The city is considering allowing the bicycles, which give riders an assist via an electric motor, on the Yampa River Core Trail as a pilot program this summer.

The city also wants the Steamboat Springs Parks and Recreation Commission to consider allowing some types of e-bikes on other hard- and soft-surface trails following a broader planning effort.

The proposal for the pilot program on the Core Trail comes after the opening of an electric-bicycle store in town and a request from a person with a disability who wants to be able to use an e-bike on the city's commuter trail.

If the proposal is approved, the city would follow a handful of other municipalities on the Western Slope that have accommodated some types of electric bicycles on their paths and trails.

On Wednesday, city officials will ask the Parks and Recreation Commission for input on the idea.

It will ultimately be up to the City Council to decide whether the rules should be changed.

City staff attorney Jennifer Bock will lead the discussion.

If the proposal moves forward, the city is seeking input about whether to adopt a speed limit for the Core Trail that would apply to all cyclists.

Local officials are also wondering whether e-bikes should be allowed on the entire Core Trail and whether other etiquette rules should be considered.

E-bike riders in Steamboat have already been granted some breathing room in recent months.

In October, Police Chief Cory Christensen said the police force hasn't actively been enforcing the current rules that prohibit the bikes on commuter trails, such as the Core Trail.

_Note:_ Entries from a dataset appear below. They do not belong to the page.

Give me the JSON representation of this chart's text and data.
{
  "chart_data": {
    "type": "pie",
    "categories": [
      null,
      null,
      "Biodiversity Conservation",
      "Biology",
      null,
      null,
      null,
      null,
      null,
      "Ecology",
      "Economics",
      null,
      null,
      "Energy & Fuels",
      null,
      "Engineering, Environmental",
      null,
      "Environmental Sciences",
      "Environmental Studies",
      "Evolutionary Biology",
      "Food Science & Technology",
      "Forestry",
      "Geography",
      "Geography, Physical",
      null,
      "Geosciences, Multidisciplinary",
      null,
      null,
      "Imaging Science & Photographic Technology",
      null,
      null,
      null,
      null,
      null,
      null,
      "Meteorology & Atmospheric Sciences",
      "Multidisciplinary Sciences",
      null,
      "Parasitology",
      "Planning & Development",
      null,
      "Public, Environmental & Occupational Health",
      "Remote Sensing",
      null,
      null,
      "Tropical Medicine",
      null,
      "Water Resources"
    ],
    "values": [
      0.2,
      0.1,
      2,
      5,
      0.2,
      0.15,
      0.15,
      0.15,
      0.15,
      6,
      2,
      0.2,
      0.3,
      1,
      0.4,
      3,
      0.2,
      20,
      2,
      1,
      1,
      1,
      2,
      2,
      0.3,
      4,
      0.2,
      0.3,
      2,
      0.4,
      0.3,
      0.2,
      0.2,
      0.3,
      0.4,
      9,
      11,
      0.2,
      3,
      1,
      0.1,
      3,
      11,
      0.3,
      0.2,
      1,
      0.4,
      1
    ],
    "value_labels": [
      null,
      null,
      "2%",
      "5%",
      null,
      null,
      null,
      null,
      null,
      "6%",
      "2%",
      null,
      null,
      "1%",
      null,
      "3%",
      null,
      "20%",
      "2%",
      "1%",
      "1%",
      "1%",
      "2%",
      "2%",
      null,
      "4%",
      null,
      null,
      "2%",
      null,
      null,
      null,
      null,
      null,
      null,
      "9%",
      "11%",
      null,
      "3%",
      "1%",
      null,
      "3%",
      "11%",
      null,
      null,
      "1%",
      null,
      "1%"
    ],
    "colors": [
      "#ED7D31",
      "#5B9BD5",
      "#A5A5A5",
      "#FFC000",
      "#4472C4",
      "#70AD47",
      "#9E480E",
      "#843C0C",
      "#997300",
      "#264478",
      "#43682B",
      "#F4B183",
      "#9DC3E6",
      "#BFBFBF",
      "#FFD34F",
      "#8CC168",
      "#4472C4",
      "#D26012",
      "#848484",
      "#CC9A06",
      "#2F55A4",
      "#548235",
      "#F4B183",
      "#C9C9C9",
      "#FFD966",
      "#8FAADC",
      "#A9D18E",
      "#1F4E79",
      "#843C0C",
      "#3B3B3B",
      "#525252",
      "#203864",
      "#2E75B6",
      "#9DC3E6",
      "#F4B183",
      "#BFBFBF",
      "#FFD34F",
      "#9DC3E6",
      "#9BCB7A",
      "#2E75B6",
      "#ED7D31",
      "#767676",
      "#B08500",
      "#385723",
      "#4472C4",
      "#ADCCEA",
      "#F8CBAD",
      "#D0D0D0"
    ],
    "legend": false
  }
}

"In all honesty, my direction to (river rangers patrolling the Core Trail) was leave this issue alone until there's better policy direction," Christensen said. "We specifically didn't enforce any e-bike issues, because we haven't decided where we're going with that yet."

The Parks and Recreation Commission discussed the idea in July, but the proposal seemed to be tempered by the fact that much of the Core Trail is under conservation easements that prohibit any sort of motorized vehicles.

E-bikes are not specifically called out, as are snowmobiles and motorcycles, however.

Bock addressed the issue in a memo to the commission.

She said if the city is interested in allowing e-bikes on certain trails, it would likely need to obtain a waiver from the grantors of the easements to allow e-bikes on the property.

The city will also likely have to address what kinds of e-bikes will be included in the proposal, as some are more powerful, and faster, than others.

For example, Vail's rules allow e-bikes that are 500 watts or less, and the bikes are not allowed to travel more than 20 miles per hour on recreation trails.

Last year, Routt County Riders President Jack Trautman raised concerns about Steamboat's rules prohibiting e-bikes on local trails, saying they create a situation that is "far less safe" than allowing them on the commuter trails.